Nous sommes en plein air, sous la pluie. Beau temps pour un enterrement, n'est-ce pas ? Il s'agit en effet d'une cérémonie pour un défunt, guidée par la pluie et un vieux prêtre qui semblait à peine tenir debout. C'est un grand moment, disent-ils. De sa voix vide d'émotion, le prêtre continue à psalmodier sous la pluie. Seules les fines gouttes qui s'écrasent sur les parapluies et le coffre d’ébène font écho à la voix chevrotante du vieux curé qui continue à clamer et prier son dieu pour un bon voyage entre ici et là-bas, entre la vie et la mort.
Sanglots dans l'assemblée. Une veuve éplorée se vide de ses larmes, les mains sur le visage. Ses cheveux roses ne sont pas de la première discrétion et assez peu adaptés à la situation, mais elle ne porte pas de voile. Elle se contente de pleurer bruyamment, tirant tout le liquide qu'elle peut de ses yeux disparates. Son oeil orangé a rougi, son oeil vert conserve sa couleur d'origine. Une longue plainte retentit juste à côté de la veuve. Non, pas une plainte : plutôt une sorte de hurlement brisé. Juste à côté de la veuve, un homme aux cheveux bleus a sa main droite crispée sur son front.
Après cela, un silence pesant s'installe. La légendaire minute de silence, où seuls restent quelques pleurs intarissables. Quelques reniflements, également. Quintes de toux, bruits peu élégants et dotés d'un semblant d'harmonie quelque peu douteux. L'assemblée renifle et retient ses larmes. Seule une mélodie du Grand Orgue vient briser ce moment solennel, après soixante longues secondes dans l'immortel. Les pleurs reprennent, comme programmés. Pater Noster, Ave Maria, chant. Une longue plainte venant de toute l'assemblée réunie en ce lieu, bla bla bla, pour la mémoire du grand, de l'honorable, du majestueux monsieur tout-le-monde. Étonnant comme un mort obtient une importance et une stature que le vivant n'a pas.
Il est temps, et il s'ouvre, ce cercueil. Le dernier adieu au mort, disent-ils, avant son dernier voyage. En l'occurence, le dernier voyage devra être retardé. Mouvement de recul du vieux prêtre qui pousse un glapissement de stupeur en voyant le trou béant d'un Beretta chromé se pointer sur sa cage thoracique et qui s'effondre dans un râle après la détonation, un grand trou rouge entre les deux poumons. Sort ensuite du cercueil un homme en costume-cravate, une écharpe noire autour de la bouche et une vilaine cicatrice sur l'oeil gauche. Rajoutez des cheveux verdâtres et deux yeux dorés, voyez-vous de qui je veux parler ?
- Si on m'avait dit qu'il faisait aussi chaud dans un cercueil, sans doute ne me serais-je pas embêté à voyager au Mali...

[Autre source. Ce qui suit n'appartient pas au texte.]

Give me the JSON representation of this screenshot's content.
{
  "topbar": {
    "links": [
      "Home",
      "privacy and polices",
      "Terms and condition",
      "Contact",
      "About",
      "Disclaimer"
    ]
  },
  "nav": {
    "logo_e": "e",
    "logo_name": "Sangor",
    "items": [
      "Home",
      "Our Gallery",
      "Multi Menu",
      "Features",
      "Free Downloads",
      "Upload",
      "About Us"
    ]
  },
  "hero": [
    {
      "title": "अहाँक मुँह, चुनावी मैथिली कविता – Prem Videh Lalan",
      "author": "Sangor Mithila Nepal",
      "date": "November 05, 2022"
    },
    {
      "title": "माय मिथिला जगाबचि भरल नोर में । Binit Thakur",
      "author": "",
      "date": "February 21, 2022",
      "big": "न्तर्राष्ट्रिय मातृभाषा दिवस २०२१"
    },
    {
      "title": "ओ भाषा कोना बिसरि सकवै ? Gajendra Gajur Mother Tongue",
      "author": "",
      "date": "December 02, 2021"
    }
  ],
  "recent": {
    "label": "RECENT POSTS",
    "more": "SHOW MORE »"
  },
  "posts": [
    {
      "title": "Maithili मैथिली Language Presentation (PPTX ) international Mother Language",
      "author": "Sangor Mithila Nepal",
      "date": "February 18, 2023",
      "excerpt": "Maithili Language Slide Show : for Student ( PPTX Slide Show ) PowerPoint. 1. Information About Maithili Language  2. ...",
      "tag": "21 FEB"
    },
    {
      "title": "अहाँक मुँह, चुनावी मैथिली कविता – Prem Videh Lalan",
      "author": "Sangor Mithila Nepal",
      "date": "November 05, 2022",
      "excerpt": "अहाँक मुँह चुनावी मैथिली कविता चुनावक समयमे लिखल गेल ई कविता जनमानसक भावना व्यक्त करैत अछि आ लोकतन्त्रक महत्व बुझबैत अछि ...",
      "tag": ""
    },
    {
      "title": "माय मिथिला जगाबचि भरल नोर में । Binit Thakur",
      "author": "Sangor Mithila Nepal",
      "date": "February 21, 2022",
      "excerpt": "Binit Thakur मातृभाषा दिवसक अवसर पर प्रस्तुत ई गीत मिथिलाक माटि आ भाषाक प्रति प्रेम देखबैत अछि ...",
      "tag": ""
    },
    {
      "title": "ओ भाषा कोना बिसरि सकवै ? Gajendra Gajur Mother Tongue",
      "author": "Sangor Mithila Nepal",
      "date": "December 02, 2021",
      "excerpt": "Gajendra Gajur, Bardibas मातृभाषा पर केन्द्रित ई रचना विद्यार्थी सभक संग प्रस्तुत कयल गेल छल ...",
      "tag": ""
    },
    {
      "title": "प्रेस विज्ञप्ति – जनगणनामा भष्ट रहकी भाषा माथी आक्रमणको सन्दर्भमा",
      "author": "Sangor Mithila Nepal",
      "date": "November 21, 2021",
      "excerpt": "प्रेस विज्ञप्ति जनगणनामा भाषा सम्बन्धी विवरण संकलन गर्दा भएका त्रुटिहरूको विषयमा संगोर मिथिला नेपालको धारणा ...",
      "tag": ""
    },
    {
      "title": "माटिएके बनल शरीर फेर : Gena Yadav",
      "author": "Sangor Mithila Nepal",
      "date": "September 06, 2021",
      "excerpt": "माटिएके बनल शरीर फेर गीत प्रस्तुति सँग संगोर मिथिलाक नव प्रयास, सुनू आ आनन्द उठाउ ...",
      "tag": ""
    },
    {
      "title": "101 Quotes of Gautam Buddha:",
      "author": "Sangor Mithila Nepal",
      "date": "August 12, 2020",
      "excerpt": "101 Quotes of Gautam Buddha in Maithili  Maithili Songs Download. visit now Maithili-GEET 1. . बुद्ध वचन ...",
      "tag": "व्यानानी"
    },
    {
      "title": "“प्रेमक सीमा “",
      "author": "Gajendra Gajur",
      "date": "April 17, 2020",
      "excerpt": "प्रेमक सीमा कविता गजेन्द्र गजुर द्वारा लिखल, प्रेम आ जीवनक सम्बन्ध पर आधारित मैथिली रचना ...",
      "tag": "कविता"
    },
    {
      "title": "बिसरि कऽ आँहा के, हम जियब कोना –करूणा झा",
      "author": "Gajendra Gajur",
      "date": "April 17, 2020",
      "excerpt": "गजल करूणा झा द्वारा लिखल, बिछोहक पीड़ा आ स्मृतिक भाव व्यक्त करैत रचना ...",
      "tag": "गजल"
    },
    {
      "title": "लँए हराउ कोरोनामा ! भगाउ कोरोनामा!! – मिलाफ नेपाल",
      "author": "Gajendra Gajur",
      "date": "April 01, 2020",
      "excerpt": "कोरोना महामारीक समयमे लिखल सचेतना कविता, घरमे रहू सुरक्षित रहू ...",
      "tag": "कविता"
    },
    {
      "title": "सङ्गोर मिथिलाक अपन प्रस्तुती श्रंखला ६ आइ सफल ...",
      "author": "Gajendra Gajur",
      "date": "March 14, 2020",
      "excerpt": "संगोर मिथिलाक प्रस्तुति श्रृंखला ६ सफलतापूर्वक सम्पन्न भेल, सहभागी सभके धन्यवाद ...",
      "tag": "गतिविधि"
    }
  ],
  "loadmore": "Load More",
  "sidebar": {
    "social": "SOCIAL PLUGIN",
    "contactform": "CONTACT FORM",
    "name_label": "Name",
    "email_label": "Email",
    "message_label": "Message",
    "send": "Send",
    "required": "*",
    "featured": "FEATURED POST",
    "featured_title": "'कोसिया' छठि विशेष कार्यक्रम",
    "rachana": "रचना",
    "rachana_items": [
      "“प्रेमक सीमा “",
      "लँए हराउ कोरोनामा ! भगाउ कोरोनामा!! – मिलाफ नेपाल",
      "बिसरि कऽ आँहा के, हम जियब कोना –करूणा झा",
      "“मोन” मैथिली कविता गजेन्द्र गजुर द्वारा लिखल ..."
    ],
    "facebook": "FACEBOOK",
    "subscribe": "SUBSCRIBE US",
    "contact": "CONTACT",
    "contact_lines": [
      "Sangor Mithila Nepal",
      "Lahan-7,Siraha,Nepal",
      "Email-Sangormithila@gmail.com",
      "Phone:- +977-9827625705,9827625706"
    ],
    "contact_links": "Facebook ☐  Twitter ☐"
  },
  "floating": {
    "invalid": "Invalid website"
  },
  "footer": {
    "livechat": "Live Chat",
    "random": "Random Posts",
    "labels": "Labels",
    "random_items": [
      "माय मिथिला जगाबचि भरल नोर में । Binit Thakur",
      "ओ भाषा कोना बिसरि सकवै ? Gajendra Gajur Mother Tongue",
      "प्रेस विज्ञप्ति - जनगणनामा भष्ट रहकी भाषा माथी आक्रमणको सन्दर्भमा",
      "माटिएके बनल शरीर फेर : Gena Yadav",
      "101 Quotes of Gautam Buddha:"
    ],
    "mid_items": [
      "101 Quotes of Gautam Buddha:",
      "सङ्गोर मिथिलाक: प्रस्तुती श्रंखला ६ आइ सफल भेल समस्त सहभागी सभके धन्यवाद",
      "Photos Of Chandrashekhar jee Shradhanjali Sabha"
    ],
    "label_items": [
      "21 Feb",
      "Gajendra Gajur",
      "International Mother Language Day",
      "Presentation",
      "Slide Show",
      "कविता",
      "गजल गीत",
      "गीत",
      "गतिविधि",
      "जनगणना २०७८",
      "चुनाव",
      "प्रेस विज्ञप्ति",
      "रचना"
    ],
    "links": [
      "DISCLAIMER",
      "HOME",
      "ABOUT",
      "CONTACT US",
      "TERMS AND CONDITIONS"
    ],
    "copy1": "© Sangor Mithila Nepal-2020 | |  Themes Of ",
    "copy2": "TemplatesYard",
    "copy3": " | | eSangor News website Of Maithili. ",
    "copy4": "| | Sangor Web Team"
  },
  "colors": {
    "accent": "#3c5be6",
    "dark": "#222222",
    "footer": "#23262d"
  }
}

Oui oui, c'était sa première parole en sortant de la caisse en bois, essuyant la sueur sur son front à l'aide du drap déposé au fond de la boite. Panique générale évidemment. Pas mal de civils commencent à courir un peu partout, cherchant désespérément la sortie du cimetière. Seule la pseudo-veuve, qui a essuyé ses fausses larmes, fait un petit signe de tête à la sentinelle et se dirige tranquillement vers la sortie. L'homme aux cheveux bleus, lui, jette une enveloppe négligemment à Kenneth. Un coup d'oeil suffit pour lui montrer que c'était sa paye pour un boulot rondement mené.
Pourquoi un tel contrat ? Au final, il s'en fout. Un job est un job, et il doit bien survivre. En parlant de survie, l'ombre qui se déplace derrière les pierres tombales ne lui inspire pas confiance...
Se réfugier.
La chapelle.
La sentinelle court vers la chapelle, se faisant aussi discret que possible.